И вот еще по чему я скучала — по его колкостям. Как в тот раз, когда, проходя мимо человека, выкрикивавшего: «Всем — равная оплата!», Джеральд прошептал мне: «Готов спорить, что у него самого ни гроша за душой». Или как тогда, когда настал мой черед забирать на каникулы карликовых песчанок, а те, пока я несла их домой в клетке, сгрызли мой табель до последнего словечка. Мама сделалась мрачнее тучи. Наверняка решила, что я специально сунула коричневый конверт зверькам в клетку, чтобы те его слопали. Она готова была мне уши надрать, но Джеральд перехватил инициативу и насмешливо предложил продать всю клетку в штаб Движения за ядерное разоружение — как эффективное и экологически чистое средство, заменяющее машинку по уничтожению бумаг. Мама прыснула со смеху — и я была спасена.

Да он не только меня спасал! Я не забыла тот страшный воскресный вечер, когда Джуди вдруг спохватилась, что забыла выучить стихотворение на тему «Зима», которое должны были спрашивать на первом уроке в понедельник. А библиотека уже была закрыта.

Джуди, чуть не плача, в отчаянье металась по дому, умоляя нас бросить все дела и твердя: «Ну, придумайте же что-нибудь!» Ведь кто-то должен помнить стихотворение о зиме — достаточно короткое, чтобы она успела выучить его к сроку.

И добрый старина Джеральд вздохнул, отложил газету, сел на диван и задумался. Вдруг в его глазах блеснул огонек — вспомнил! Он встал, взялся за лацканы пиджака, как член городского совета в телесериалах, и торжественно продекламировал самое короткое стихотворение, какое смог выудить из своего культурного прошлого:

Дамы и господа, Вот мой вам совет: Плюх попой на лед — И с горки в момент.

Джуди решила, что это самое смешное стихотворение, которое она когда-либо слышала.
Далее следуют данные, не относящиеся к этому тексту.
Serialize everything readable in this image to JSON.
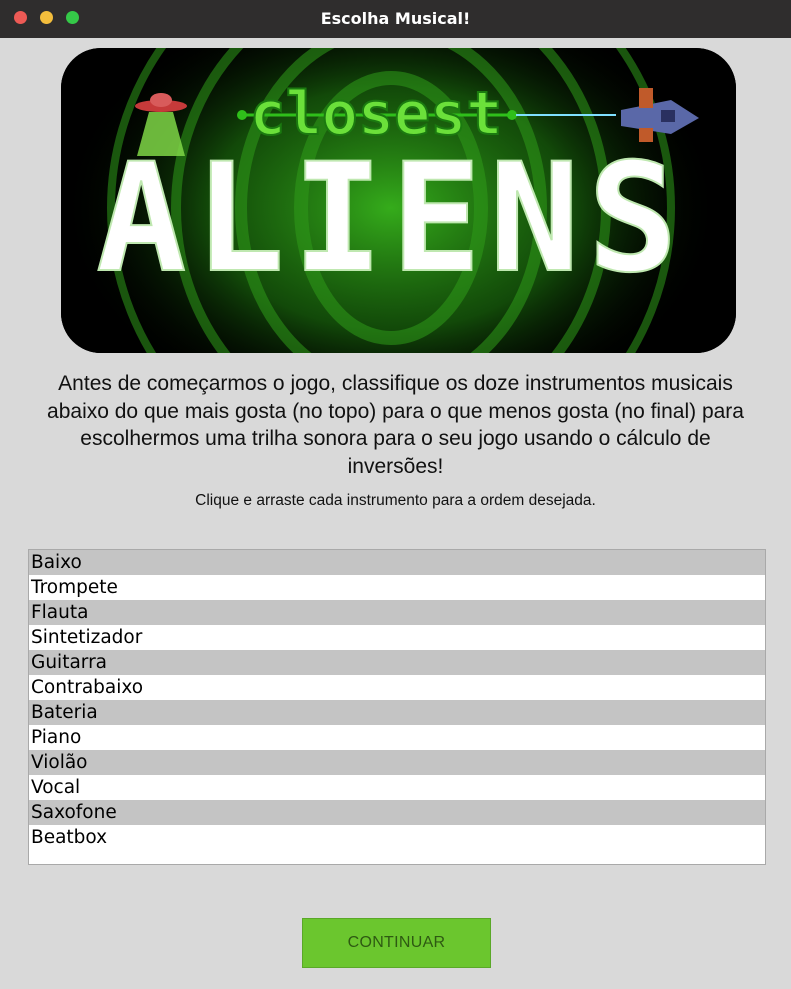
{
  "window": {
    "title": "Escolha Musical!"
  },
  "banner": {
    "logo_small": "closest",
    "logo_big": "ALIENS",
    "colors": {
      "accent": "#5fd62e",
      "background": "#000000"
    }
  },
  "intro": {
    "text": "Antes de começarmos o jogo, classifique os doze instrumentos musicais abaixo do que mais gosta (no topo) para o que menos gosta (no final) para escolhermos uma trilha sonora para o seu jogo usando o cálculo de inversões!",
    "hint": "Clique e arraste cada instrumento para a ordem desejada."
  },
  "instruments": [
    "Baixo",
    "Trompete",
    "Flauta",
    "Sintetizador",
    "Guitarra",
    "Contrabaixo",
    "Bateria",
    "Piano",
    "Violão",
    "Vocal",
    "Saxofone",
    "Beatbox"
  ],
  "continue_label": "CONTINUAR",
  "colors": {
    "button": "#6bc62e",
    "row_alt": "#c4c4c4",
    "window_bg": "#d9d9d9"
  }
}
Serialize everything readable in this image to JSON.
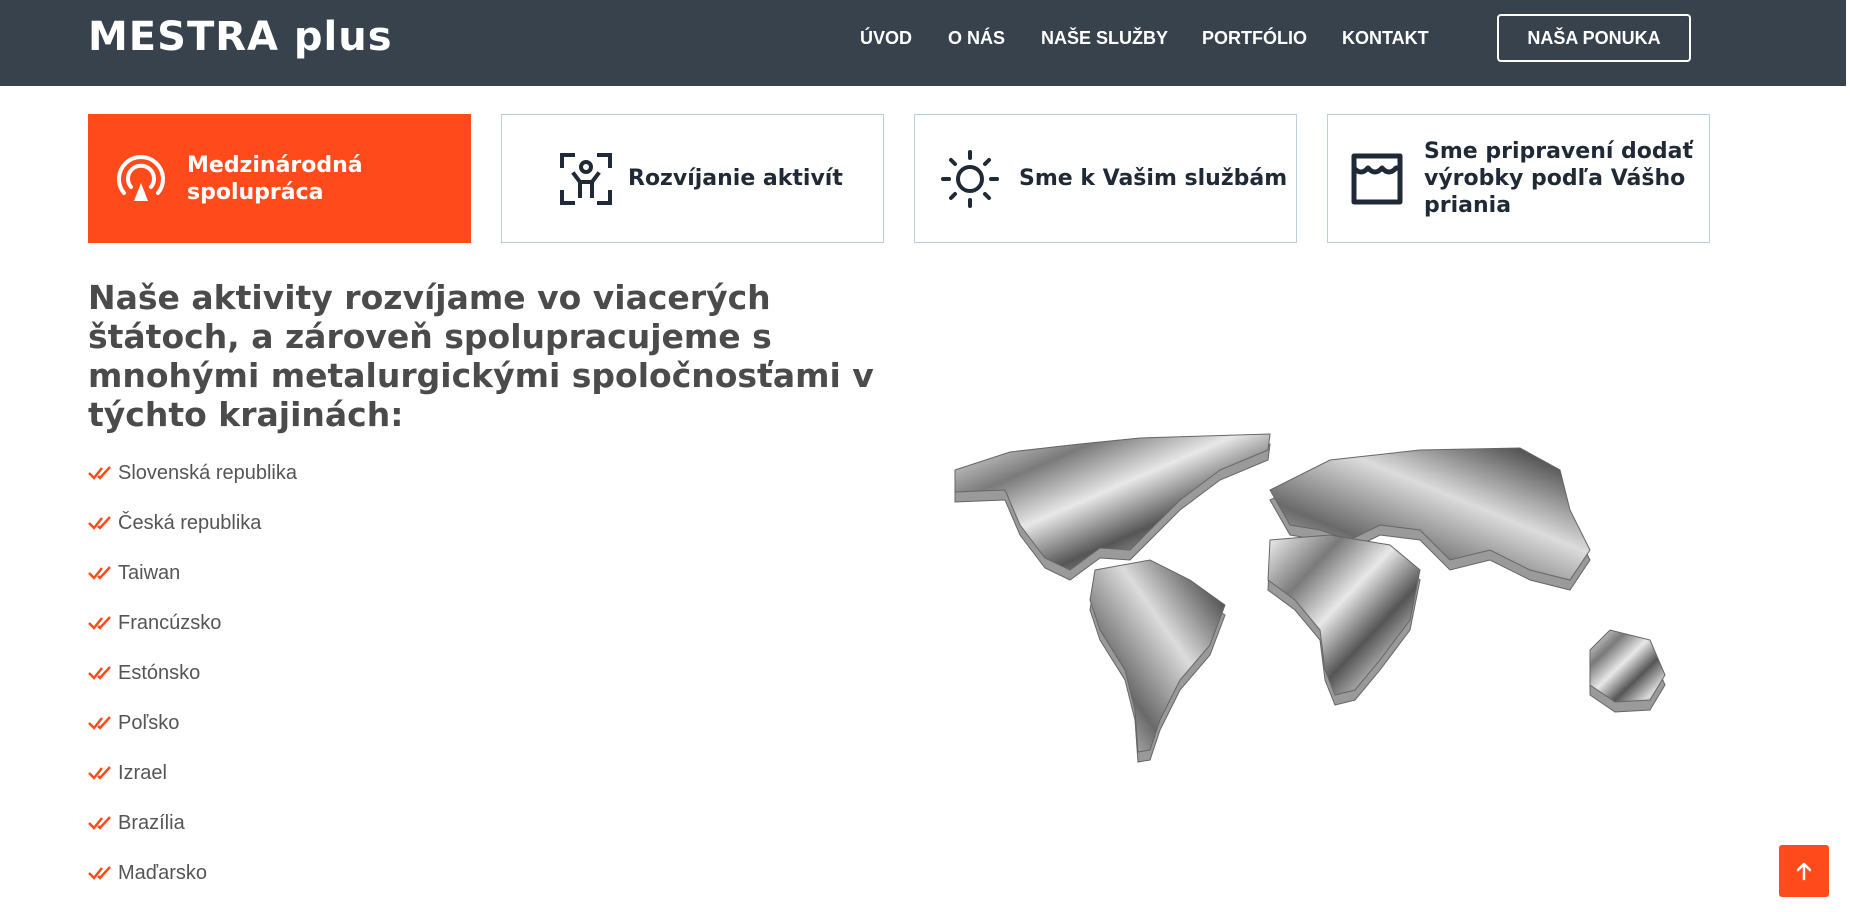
{
  "header": {
    "logo": "MESTRA plus",
    "nav": [
      {
        "label": "ÚVOD"
      },
      {
        "label": "O NÁS"
      },
      {
        "label": "NAŠE SLUŽBY"
      },
      {
        "label": "PORTFÓLIO"
      },
      {
        "label": "KONTAKT"
      }
    ],
    "cta_label": "NAŠA PONUKA"
  },
  "features": [
    {
      "label": "Medzinárodná spolupráca",
      "icon": "radar-icon",
      "active": true
    },
    {
      "label": "Rozvíjanie aktivít",
      "icon": "person-focus-icon",
      "active": false
    },
    {
      "label": "Sme k Vašim službám",
      "icon": "sun-icon",
      "active": false
    },
    {
      "label": "Sme pripravení dodať výrobky podľa Vášho priania",
      "icon": "shop-icon",
      "active": false
    }
  ],
  "main": {
    "heading": "Naše aktivity rozvíjame vo viacerých štátoch, a zároveň spolupracujeme s mnohými metalurgickými spoločnosťami v týchto krajinách:",
    "countries": [
      "Slovenská republika",
      "Česká republika",
      "Taiwan",
      "Francúzsko",
      "Estónsko",
      "Poľsko",
      "Izrael",
      "Brazília",
      "Maďarsko"
    ],
    "map_icon": "world-map-image"
  },
  "to_top_icon": "arrow-up-icon",
  "colors": {
    "header_bg": "#37424d",
    "accent": "#ff4b1c",
    "dark_text": "#1f2a36"
  }
}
Она так смеялась, что и думать забыла о своих страхах, а потом смогла к утру выучить целиком «Когда сосульки на стене» (оказалось, что старина Джеральд помнил и его тоже).

Не так уж часто Джеральд нас удивлял. Но, странное дело, в конце концов и я почувствовала, как мне его не хватает. И миссис Хатри тоже. Когда я вручила ей мой сонет «К Джеральду: Жалобная песнь», она лишь чуть приподняла бровь. Но, возвращая мое сочинение «Тот, по кому я больше всего скучаю», заявила, что оно ее тронуло, и что искренность моих чувств пробивается даже сквозь довольно безвкусные шуточки, которыми я так неуместно его усеяла.

Надо отдать Джеральду должное: он старался поддерживать с нами связь, не раздражая маму. Джуди регулярно получала от него почтовые открытки, на каждой была какая-нибудь забавная картинка или шутка, дававшая знать, что он помнит о нас и словно говорит: «Случайно увидел эту открытку и не мог удержаться, чтобы не послать вам». (На одной, например, была изображена кошка — точь-в-точь наша Флосс. Джуди из этой картинки сделала Флосс «настоящий» паспорт. А на другой — школьная доска, испещренная математическими символами: при их виде Джуди побелела как мел.) На обороте открытки он всякий раз писал о разном, но всегда давал понять, как любит Джуди, и что эта любовь неизменна, пусть даже в силу обстоятельств он и вынужден держаться подальше от нашего дома.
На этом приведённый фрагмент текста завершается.